Pru is the captain of a cruise ship in San Francisco Bay, and Finn runs an Irish pub. When a secret from Pru’s past resurfaces, their friendship-turned-romance is put to the test.
4. ‘The Wedding Date’ by Jasmine Guillory (2018)
This list would not be complete without this delightful romantic comedy from Bay Area native Jasmine Guillory. When main character Alexa is trapped in the elevator of the Fairmont Hotel with a handsome stranger named Drew, she’s charmed into going to his ex-girlfriend’s wedding as his date.
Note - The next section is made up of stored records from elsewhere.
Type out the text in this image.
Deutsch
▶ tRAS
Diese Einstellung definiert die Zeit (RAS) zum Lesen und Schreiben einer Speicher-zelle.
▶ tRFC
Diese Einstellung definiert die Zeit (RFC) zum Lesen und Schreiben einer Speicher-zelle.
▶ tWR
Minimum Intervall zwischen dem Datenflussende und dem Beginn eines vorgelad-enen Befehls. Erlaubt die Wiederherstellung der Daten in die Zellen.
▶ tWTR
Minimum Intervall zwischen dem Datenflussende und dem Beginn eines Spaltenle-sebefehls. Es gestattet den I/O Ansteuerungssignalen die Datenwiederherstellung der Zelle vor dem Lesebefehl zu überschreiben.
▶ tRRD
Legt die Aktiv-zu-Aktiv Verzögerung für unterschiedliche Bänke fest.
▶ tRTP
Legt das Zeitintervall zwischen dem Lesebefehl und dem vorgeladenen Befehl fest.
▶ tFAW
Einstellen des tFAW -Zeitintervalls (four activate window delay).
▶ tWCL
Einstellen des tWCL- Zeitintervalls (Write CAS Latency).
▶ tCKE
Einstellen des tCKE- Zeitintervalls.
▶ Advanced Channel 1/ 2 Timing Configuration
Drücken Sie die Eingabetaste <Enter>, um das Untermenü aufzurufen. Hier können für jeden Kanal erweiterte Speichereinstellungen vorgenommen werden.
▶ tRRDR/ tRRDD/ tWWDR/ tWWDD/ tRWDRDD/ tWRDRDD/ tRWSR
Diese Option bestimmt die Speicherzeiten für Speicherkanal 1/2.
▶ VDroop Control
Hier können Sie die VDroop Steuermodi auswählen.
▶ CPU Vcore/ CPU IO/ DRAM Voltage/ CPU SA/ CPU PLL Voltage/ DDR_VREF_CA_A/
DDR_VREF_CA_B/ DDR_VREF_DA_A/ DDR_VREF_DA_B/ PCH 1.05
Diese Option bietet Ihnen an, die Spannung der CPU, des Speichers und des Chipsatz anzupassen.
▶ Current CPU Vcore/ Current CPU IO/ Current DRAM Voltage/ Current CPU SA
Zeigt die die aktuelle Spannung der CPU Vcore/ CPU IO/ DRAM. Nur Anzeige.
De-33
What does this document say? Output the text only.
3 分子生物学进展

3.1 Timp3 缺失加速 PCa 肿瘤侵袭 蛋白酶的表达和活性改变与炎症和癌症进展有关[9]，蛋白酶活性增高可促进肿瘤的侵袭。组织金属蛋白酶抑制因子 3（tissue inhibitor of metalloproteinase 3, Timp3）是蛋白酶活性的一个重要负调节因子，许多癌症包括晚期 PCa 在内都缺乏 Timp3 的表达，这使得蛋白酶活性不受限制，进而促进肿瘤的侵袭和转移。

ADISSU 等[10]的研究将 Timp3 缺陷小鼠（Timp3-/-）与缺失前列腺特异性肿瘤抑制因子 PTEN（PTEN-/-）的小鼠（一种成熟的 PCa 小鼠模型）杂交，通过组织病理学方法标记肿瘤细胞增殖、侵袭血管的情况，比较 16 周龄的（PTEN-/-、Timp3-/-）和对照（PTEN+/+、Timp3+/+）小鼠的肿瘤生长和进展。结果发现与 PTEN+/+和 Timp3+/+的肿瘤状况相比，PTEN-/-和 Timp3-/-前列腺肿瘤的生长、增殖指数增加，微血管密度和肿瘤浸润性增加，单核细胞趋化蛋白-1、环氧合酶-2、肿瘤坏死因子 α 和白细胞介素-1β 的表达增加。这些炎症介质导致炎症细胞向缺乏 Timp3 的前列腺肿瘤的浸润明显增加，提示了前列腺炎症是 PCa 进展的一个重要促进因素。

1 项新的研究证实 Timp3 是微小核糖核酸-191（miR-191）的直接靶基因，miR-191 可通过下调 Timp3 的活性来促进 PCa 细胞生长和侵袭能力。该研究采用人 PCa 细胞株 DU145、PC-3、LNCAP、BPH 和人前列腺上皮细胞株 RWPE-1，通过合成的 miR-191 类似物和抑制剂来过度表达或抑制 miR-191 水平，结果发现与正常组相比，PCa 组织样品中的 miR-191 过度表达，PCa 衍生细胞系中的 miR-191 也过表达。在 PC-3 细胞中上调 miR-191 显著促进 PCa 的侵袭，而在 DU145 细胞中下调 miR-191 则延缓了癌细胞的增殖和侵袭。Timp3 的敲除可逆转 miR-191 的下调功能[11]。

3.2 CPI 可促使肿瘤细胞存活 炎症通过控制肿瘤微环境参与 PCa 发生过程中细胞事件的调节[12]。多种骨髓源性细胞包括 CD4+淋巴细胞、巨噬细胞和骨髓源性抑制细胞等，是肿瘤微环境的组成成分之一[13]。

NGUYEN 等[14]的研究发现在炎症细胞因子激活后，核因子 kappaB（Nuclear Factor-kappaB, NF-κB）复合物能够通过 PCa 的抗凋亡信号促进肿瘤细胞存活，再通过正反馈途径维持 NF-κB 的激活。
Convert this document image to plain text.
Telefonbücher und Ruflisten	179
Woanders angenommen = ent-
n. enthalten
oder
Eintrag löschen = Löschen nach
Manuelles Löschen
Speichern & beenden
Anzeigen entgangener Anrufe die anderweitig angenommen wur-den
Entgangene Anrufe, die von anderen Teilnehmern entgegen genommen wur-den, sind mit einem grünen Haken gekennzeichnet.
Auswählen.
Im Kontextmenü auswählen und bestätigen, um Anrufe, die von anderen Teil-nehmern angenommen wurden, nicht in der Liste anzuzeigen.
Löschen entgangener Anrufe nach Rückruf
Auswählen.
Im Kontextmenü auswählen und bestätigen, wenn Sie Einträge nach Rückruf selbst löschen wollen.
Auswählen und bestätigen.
Once the weekend is over, they can’t stop thinking about each other.
What follows is a realistic exploration of two workaholics trying to make it work: Drew is a pediatric surgeon, and Alexa works as the chief of staff to the mayor of Berkeley. They take turns visiting each other in San Francisco and L.A., all the while eating their way through both cities. Guillory goes to great lengths to describe every taco, burrito, burger, doughnut, and scoop of ice cream the couple consumes, which I appreciate.
5. ‘Wallbanger’ by Alice Clayton (2012)
This is one of the first romance novels that made me fall in love with the genre: It’s silly, funny, and smutty. Interior designer Caroline moves into a new apartment in San Francisco, only to find that she can hear her neighbor’s every move, keeping her abreast of his bedroom activities.
There are some nice Bay Area details in this one, especially Caroline’s group of friends from UC Berkeley and their trip to Lake Tahoe that resulted in some unexpected romantic pairings. The main couple Caroline and Simon are so beloved that Clayton even wrote a sequel about them, which is unusual for the genre. Cat lovers will delight in Caroline’s grumpy cat Clive, who adds whimsy to this endearing story.